Mr Ababio was speaking at the IOM’s Africa Caribbean and Pacific Group of states and EU Regional Thematic Meeting in Accra.
He added that the government is embarking on advocacy and education to get the Diaspora to transfer funds through the formal channels.
Although in Sub-Saharan Africa, the flow of remittances is on the rise, the high cost of transfer of funds has been a major hindrance.
Currently, sub-Saharan Africa has been identified to have the highest cost on transfer pegged at 9.4%of the transfer amount, a figure that is 29% above the world average in 2017 and the SDG 10C’s target of 3%.
According to the Chief of Mission for the International Organization for Migration (IOM) in Ghana, Togo and Benin, Sylvia Lopez-Erka more effort must be made to reach folks in the rural areas who are high dependents of remittances.
She said, her outfit is doing a lot in having remittances transferred directly; however, there is a gap in reaching persons in the rural areas where persons do not have adequate literacy.

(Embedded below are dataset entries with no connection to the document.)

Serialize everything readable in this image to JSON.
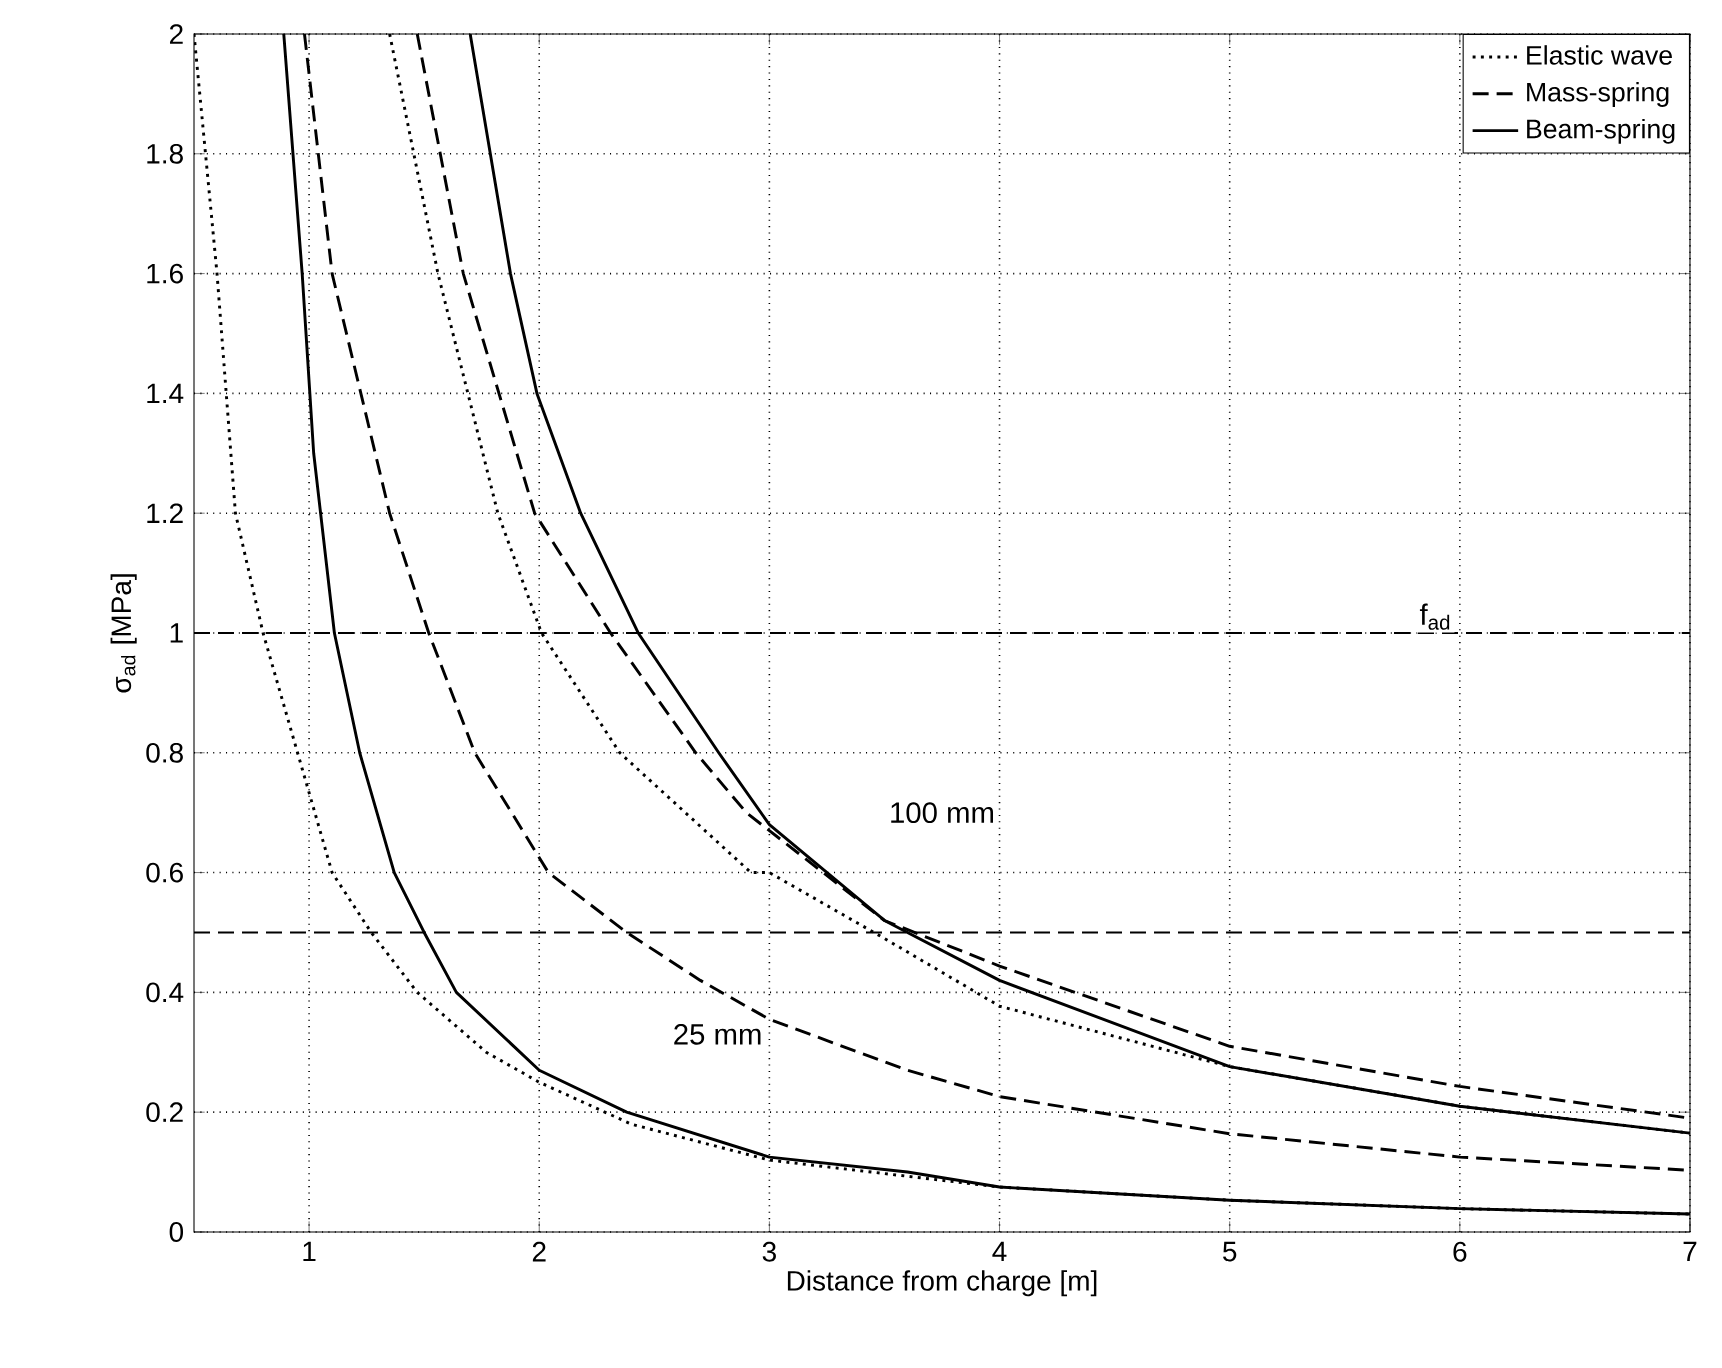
{
  "chart_data": {
    "type": "line",
    "xlabel": "Distance from charge [m]",
    "ylabel": "σ$_{ad}$  [MPa]",
    "xlim": [
      0.5,
      7
    ],
    "ylim": [
      0,
      2
    ],
    "xticks": [
      1,
      2,
      3,
      4,
      5,
      6,
      7
    ],
    "yticks": [
      0,
      0.2,
      0.4,
      0.6,
      0.8,
      1,
      1.2,
      1.4,
      1.6,
      1.8,
      2
    ],
    "grid": true,
    "legend": "top right",
    "marker": "none",
    "series": [
      {
        "name": "Elastic wave",
        "color": "#000000",
        "line_style": "dotted",
        "x": [
          0.5,
          0.6,
          0.68,
          0.8,
          0.95,
          1.1,
          1.27,
          1.47,
          1.77,
          2.0,
          2.4,
          3,
          4,
          5,
          6,
          7
        ],
        "values": [
          2,
          1.6,
          1.2,
          1,
          0.8,
          0.6,
          0.5,
          0.4,
          0.3,
          0.25,
          0.18,
          0.12,
          0.075,
          0.053,
          0.039,
          0.03
        ]
      },
      {
        "name": "Mass-spring",
        "color": "#000000",
        "line_style": "dashed",
        "x": [
          0.98,
          1.1,
          1.35,
          1.52,
          1.72,
          2.04,
          2.38,
          2.7,
          3,
          3.6,
          4,
          5,
          6,
          7
        ],
        "values": [
          2,
          1.6,
          1.2,
          1,
          0.8,
          0.6,
          0.5,
          0.42,
          0.355,
          0.27,
          0.226,
          0.164,
          0.125,
          0.103
        ]
      },
      {
        "name": "Beam-spring",
        "color": "#000000",
        "line_style": "solid",
        "x": [
          0.89,
          0.97,
          1.02,
          1.11,
          1.22,
          1.37,
          1.5,
          1.64,
          2.0,
          2.38,
          3,
          3.6,
          4,
          5,
          6,
          7
        ],
        "values": [
          2,
          1.6,
          1.3,
          1,
          0.8,
          0.6,
          0.5,
          0.4,
          0.27,
          0.2,
          0.125,
          0.1,
          0.075,
          0.053,
          0.039,
          0.03
        ]
      },
      {
        "color": "#000000",
        "line_style": "dotted",
        "x": [
          1.35,
          1.56,
          1.82,
          2.01,
          2.35,
          2.92,
          3,
          3.5,
          4,
          5,
          6,
          7
        ],
        "values": [
          2,
          1.6,
          1.2,
          1,
          0.8,
          0.6,
          0.6,
          0.49,
          0.377,
          0.276,
          0.21,
          0.165
        ]
      },
      {
        "color": "#000000",
        "line_style": "dashed",
        "x": [
          1.47,
          1.67,
          1.98,
          2.31,
          2.68,
          2.9,
          3,
          3.5,
          4,
          5,
          6,
          7
        ],
        "values": [
          2,
          1.6,
          1.2,
          1,
          0.8,
          0.7,
          0.67,
          0.52,
          0.444,
          0.31,
          0.243,
          0.19
        ]
      },
      {
        "color": "#000000",
        "line_style": "solid",
        "x": [
          1.7,
          1.875,
          1.99,
          2.18,
          2.43,
          2.78,
          3,
          3.5,
          4,
          5,
          6,
          7
        ],
        "values": [
          2,
          1.6,
          1.4,
          1.2,
          1,
          0.8,
          0.68,
          0.52,
          0.42,
          0.276,
          0.21,
          0.165
        ]
      }
    ],
    "ref_lines": [
      {
        "axis": "y",
        "value": 1,
        "label": "f$_{ad}$",
        "line_style": "dashed"
      },
      {
        "axis": "y",
        "value": 0.5,
        "line_style": "dashed"
      }
    ],
    "annotations": [
      "100 mm",
      "25 mm"
    ]
  }
}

Moreover, more effort must be made to educate them.
She pushed for transparency in costs involved in making transfers and regulating of the transfer market which could help drive down the cost of transfer.
On her part, the program manager for the EU commission, Maria Piazza identified the need for regulations and policies to help harness the benefits of remittances.
“Legislative framework is key to regulate the use of diaspora remittances and there’s a need for discussion on the implementation which is all key to harness the potential of remittances,” she said.
Remittance flows to low and middle-income countries increased in 2017 by 8.5 per cent compared to 2016 rising to $466 billion.
The largest remittance recipients in Sub-Saharan Africa in 2017 included Nigeria ($22 billion), Senegal ($2.2 billion), Ghana ($2.2 billion), Kenya ($2.0 billion), Uganda ($1.4 billion), and Mali ($1.0 billion). These countries are likely to remain the largest recipients in the region in 2018 and 2019.
This new record recorded by the world bank is more than three times the size of official development assistance to low and middle-income countries excluding China.
Globally, remittance flows also reached $613 billion in the same year.
Launched in 2014, the African Caribbean Pacific-EU Migration Action provides technical support on migration to member countries in areas of remittances, readmission and visas.